Writing Effective LLM Extraction Prompts

This guide applies when using LLM-powered extraction, whether through the AI Mode or the SDK's LLM extraction feature.

✅ Do

Be Specific About Fields

  • ✅ "Extract product names, prices, and ratings"
  • ❌ "Extract product data"

Specify Quantity

  • ✅ "Extract first 20 companies"
  • ✅ "Get top 50 articles"
  • ❌ "Extract some items"

Use Clear Field Names

  • ✅ "Extract company name, website URL, and description"
  • ❌ "Extract company info"

Target List Data

  • ✅ "Extract all job postings with title, company, and location"
  • ✅ "Get product listings with name and price"

❌ Don't

Multi-Step Workflows

  • ❌ "Login and then extract data"
  • ❌ "Click the button and extract results"

Multiple Page Types

  • ❌ "Extract from homepage and product pages"
  • ❌ "Get data from different sections"

Conditional Logic

  • ❌ "Extract only products cheaper than $50"
  • ❌ "Get articles published this week"

Data Transformations

  • ❌ "Calculate the average price"
  • ❌ "Convert prices to EUR"

Single Item Extraction

  • ❌ "Get the CEO name"
  • ❌ "Extract the main headline"

✅ When to Use LLM Extraction

  1. You want to quickly extract list data from a single page
  2. You want to avoid manually creating extraction selectors
  3. You're extracting common patterns (products, articles, listings)

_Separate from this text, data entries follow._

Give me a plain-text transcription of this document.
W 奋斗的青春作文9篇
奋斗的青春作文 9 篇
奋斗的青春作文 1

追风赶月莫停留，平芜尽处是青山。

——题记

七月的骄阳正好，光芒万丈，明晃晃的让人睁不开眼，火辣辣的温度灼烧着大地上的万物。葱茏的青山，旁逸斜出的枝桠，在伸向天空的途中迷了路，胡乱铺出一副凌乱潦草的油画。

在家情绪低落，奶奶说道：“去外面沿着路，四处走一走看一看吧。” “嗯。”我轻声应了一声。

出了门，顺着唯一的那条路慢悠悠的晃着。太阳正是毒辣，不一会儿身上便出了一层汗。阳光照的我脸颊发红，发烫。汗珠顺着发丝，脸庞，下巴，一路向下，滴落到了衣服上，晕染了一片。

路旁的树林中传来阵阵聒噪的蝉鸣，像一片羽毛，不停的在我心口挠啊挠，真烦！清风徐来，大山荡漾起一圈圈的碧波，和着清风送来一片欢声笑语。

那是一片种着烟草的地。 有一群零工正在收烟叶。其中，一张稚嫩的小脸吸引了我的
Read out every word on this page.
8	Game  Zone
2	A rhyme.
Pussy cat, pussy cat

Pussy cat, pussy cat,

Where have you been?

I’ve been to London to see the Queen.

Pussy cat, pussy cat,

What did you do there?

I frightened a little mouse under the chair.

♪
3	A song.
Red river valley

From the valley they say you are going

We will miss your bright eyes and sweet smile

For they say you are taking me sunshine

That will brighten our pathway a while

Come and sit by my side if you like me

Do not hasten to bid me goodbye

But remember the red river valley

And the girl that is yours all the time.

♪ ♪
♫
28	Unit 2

❌ When Not to Use LLM Extraction

  1. You need multi-step workflows (logins, navigation between pages)
  2. You need form submissions before extraction
  3. You need to extract from multiple different page types
  4. You need conditional logic or data transformations

For these use cases, use Recorder Mode or the SDK's manual extraction methods to create Extract robots.